Tell us about one of the accomplishments you are most proud of within this area of research. What factors led to your success?
I’m particularly proud of a pair of papers that explored the psychological experience of feeling dehumanized by another group (which we call meta-dehumanization). Despite its importance, little research had considered the experience of being on the receiving end of dehumanization. In one paper, we examined the extent to which Muslim and Latinx Americans felt dehumanized in the context of the rhetoric surrounding the 2016 election, which we felt was a perspective that needed illuminating. As with most of the things I’m proud of within academia, this work wouldn’t have been possible without excellent collaborators, and I owe a particular debt of gratitude to my long-time collaborator on my work in this area, Emile Bruneau.
What contributions, or contributors, to psychological science do you feel have had a major impact on your career path?

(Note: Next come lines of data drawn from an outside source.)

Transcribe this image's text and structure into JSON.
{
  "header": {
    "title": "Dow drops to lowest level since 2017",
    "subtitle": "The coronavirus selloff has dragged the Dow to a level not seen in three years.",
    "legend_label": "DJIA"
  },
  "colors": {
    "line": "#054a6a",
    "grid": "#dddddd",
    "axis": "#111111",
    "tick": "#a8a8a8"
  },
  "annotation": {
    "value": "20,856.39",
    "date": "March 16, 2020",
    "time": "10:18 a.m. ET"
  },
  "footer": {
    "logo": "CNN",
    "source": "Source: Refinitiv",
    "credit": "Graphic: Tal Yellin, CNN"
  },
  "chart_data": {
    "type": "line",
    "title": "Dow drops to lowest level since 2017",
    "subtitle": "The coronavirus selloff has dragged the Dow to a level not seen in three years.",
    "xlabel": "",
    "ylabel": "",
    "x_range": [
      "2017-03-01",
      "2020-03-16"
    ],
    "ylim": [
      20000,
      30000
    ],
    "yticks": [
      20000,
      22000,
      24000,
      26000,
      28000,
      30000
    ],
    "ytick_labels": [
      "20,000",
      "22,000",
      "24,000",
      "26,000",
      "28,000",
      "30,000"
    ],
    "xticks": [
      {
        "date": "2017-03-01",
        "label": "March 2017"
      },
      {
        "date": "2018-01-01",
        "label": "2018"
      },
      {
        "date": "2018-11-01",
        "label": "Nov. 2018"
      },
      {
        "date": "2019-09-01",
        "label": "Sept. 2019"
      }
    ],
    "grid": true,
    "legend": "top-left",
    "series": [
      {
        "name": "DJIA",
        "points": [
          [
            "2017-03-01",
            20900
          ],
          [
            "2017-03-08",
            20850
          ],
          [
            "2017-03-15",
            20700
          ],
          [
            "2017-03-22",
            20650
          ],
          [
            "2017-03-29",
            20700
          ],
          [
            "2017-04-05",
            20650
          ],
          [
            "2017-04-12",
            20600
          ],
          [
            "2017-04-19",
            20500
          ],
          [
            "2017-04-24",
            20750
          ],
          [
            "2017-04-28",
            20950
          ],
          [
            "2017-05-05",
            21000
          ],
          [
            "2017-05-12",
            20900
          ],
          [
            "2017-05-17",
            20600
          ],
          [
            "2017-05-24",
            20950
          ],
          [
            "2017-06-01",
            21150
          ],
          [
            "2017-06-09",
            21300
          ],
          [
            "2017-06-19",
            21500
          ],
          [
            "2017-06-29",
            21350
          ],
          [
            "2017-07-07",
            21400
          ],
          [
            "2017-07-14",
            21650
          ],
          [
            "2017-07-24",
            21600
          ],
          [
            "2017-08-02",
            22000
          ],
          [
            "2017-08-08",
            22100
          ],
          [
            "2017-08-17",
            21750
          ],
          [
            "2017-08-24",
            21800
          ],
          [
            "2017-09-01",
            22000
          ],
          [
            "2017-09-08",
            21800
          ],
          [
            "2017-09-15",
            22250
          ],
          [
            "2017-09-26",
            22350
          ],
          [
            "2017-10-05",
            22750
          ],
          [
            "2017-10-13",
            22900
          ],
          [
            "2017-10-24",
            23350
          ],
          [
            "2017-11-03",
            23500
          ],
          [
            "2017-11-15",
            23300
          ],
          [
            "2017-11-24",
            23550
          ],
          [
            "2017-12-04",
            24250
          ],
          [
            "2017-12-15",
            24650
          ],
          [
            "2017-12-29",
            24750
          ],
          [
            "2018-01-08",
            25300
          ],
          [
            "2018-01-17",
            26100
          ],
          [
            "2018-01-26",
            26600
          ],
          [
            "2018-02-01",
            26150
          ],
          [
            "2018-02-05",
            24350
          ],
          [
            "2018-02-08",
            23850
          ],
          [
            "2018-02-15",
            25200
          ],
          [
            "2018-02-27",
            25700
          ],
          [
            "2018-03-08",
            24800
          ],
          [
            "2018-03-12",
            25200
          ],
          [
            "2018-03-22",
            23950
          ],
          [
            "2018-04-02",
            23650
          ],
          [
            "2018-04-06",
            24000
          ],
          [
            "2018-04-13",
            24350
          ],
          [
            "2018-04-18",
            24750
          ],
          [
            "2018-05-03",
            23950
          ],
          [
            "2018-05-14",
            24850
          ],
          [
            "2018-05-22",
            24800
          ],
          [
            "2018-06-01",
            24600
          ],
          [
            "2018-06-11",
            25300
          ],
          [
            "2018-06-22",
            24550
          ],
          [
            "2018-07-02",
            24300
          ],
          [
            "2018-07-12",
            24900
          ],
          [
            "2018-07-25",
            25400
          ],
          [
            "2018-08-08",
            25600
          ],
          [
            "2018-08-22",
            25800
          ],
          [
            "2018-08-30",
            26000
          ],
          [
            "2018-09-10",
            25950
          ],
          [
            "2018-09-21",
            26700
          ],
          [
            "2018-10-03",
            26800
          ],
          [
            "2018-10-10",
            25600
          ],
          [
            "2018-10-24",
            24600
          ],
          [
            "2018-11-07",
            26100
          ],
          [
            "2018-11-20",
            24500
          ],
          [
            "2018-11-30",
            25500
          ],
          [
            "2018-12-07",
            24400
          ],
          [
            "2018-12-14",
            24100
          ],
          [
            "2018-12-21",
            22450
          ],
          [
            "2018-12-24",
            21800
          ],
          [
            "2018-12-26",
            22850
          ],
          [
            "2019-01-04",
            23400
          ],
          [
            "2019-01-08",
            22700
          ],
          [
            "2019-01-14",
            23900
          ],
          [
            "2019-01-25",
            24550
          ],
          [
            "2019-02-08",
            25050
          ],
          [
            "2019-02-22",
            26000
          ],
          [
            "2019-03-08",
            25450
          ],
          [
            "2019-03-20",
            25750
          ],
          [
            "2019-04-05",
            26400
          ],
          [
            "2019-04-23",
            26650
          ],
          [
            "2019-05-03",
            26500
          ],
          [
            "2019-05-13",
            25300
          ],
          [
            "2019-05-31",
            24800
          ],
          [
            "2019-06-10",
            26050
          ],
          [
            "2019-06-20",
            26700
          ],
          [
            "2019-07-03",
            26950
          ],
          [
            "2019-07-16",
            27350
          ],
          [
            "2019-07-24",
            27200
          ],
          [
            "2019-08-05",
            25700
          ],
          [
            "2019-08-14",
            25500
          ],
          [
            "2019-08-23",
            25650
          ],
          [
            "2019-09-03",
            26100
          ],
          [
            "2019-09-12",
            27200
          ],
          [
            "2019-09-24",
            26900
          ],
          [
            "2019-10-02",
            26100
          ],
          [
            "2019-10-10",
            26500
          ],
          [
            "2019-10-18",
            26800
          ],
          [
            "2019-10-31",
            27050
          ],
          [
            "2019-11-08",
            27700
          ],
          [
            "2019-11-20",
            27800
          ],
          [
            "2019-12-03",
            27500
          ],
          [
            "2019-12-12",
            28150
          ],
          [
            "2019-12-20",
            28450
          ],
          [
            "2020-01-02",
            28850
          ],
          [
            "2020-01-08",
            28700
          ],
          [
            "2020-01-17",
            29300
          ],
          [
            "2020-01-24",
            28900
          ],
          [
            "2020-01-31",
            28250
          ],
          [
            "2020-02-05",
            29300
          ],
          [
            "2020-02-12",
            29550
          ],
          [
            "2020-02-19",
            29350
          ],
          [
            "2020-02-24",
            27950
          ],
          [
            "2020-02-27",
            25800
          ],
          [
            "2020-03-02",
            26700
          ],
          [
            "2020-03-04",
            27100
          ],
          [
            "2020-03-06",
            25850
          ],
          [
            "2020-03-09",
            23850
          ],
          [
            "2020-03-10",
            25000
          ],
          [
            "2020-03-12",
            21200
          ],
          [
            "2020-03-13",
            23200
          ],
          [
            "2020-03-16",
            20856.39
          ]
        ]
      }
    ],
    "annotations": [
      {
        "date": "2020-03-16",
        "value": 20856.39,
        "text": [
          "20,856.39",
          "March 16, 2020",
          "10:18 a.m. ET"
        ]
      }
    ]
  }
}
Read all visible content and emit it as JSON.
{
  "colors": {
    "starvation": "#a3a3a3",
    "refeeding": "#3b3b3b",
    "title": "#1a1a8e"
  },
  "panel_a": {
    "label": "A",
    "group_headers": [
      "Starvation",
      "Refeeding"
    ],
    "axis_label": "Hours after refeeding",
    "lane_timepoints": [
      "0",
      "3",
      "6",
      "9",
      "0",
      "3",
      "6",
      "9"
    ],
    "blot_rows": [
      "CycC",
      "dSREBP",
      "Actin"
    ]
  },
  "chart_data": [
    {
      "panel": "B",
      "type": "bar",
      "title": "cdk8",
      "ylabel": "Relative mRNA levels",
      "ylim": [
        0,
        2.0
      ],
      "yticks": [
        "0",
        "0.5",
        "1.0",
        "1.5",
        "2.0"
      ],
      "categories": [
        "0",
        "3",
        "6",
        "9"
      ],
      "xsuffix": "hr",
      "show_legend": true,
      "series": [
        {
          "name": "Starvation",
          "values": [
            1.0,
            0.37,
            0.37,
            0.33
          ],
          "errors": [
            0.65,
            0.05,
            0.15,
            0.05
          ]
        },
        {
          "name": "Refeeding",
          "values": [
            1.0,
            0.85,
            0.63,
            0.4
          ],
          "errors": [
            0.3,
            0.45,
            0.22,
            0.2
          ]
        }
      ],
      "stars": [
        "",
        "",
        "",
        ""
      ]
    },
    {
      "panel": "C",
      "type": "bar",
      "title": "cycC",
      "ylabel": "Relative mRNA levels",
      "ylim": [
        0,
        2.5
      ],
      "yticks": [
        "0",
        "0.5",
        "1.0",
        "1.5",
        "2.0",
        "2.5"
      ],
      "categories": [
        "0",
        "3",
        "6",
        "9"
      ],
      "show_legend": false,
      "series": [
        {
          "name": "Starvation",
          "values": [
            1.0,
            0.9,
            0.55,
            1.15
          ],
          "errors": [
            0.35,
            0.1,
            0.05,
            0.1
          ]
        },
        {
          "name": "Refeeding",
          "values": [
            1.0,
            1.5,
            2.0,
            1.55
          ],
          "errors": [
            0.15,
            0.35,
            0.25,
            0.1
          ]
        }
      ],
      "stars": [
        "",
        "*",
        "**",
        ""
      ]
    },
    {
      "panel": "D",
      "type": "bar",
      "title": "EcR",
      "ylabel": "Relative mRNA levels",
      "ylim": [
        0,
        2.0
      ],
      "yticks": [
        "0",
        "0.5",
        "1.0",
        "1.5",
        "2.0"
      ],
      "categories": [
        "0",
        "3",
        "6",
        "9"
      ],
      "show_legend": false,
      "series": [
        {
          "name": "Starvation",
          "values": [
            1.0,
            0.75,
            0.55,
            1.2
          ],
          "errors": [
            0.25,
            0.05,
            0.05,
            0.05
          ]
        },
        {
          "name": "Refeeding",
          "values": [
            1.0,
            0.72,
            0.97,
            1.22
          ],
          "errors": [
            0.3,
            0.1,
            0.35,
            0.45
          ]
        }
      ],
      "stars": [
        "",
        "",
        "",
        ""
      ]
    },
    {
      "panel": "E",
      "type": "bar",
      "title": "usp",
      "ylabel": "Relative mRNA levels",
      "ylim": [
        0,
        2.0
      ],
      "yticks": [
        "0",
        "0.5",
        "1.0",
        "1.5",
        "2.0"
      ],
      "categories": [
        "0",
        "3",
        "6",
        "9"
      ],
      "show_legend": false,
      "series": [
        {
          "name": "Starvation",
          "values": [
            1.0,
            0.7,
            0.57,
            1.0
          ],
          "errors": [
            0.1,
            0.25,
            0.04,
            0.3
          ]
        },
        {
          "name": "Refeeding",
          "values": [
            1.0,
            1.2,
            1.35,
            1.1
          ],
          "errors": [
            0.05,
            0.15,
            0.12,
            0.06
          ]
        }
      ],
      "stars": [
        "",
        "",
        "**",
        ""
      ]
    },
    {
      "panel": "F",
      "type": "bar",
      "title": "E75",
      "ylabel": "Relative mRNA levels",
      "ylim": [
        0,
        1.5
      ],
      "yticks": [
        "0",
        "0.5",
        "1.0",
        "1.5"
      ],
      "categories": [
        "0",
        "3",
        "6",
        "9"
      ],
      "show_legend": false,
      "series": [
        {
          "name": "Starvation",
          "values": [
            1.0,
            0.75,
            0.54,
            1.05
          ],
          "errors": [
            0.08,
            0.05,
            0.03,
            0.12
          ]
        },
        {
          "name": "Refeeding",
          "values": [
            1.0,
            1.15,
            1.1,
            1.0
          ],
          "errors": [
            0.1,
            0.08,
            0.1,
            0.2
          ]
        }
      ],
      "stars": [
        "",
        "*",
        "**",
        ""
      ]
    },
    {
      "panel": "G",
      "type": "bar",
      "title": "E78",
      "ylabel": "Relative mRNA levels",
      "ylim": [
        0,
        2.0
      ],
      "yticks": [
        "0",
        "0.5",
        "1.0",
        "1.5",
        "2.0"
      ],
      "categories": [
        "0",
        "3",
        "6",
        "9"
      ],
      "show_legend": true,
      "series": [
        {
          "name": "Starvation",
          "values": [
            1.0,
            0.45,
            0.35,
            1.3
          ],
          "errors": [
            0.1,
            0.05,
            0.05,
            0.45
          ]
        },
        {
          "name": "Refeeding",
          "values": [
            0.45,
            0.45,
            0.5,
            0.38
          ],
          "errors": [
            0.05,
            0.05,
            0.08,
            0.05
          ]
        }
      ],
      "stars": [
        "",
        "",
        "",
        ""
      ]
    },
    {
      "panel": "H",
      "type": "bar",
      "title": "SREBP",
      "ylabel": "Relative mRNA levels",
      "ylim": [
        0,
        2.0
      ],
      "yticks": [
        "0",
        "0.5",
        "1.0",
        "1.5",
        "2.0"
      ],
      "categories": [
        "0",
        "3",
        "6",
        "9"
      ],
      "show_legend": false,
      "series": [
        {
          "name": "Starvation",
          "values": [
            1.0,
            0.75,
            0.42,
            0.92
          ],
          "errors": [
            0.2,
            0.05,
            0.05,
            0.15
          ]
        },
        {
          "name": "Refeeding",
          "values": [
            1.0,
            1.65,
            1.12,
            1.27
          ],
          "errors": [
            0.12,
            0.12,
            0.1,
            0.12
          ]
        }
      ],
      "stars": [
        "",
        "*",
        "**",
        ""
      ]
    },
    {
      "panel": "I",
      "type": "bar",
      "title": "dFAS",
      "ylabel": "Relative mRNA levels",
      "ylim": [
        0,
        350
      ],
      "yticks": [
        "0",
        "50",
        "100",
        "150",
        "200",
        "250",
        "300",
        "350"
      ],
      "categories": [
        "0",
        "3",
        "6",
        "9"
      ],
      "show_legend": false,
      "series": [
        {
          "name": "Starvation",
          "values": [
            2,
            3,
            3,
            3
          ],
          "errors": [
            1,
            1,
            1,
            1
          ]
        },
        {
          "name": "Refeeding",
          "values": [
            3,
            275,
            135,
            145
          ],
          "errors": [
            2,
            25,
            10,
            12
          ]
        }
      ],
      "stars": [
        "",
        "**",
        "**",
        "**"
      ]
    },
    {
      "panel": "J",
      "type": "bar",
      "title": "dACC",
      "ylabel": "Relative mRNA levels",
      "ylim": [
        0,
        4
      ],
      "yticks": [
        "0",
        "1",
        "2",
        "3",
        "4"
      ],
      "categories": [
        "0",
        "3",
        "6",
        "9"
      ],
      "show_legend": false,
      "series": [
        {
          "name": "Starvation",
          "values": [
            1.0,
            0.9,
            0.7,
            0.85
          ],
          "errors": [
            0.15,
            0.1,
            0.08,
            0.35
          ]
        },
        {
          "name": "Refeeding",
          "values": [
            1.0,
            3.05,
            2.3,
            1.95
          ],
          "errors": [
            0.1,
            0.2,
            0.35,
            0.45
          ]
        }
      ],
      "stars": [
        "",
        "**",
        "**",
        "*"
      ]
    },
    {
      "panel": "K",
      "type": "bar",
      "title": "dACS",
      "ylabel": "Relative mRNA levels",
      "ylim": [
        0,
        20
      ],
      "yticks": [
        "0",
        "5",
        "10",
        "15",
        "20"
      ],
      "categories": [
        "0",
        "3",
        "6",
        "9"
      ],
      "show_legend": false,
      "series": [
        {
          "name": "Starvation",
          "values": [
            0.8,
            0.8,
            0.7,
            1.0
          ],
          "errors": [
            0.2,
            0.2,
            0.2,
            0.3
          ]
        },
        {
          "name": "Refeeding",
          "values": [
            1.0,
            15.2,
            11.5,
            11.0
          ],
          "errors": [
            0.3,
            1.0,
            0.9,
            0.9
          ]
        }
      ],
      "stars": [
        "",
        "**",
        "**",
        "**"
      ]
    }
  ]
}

I’ve been lucky to have been shaped by some fantastic scholars. I wouldn’t have gotten into psychology were it not for Donald M. Taylor, who made me (and many other undergraduates at McGill University!) fall in love with the area, and drove me to do work that addresses injustice in the world. I’m immensely grateful to my graduate advisor, Jim Sidanius, whose book Social Dominance Theory (co-authored with Felicia Pratto) helped to organize much of my thinking. Jim’s lab group introduced me to some of my closest friends and intellectual influences in Arnold Ho, Jennifer Sheehy-Skeffington, and Emile Bruneau (among others). And at Northwestern, I’ve been incredibly fortunate to lean on the mentorship of colleagues like Eli Finkel and Jennifer Richeson (as well as other scholars in the Chicago area, like Linda Skitka).
What questions do you hope to tackle in the future?
One of the new and ongoing research projects I’m working on that’s especially exciting me these days asks how groups formerly occupying disadvantaged positions in a social hierarchy act when the tables turn and their group rises to the top. Specifically, we consider how they treat their former oppressor and third-party disadvantaged groups, depending on a variety of contextual factors prior to shifts in the hierarchy. This research could help us better understand the processes by which hierarchies tend to reproduce over time.
What does winning this award mean to you both personally and professionally?
Winning this award is a tremendous honor, both because it is awarded in memory of Janet Spence, and because of the outstanding quality of the other scholars who have received it. I only hope I can live up to it!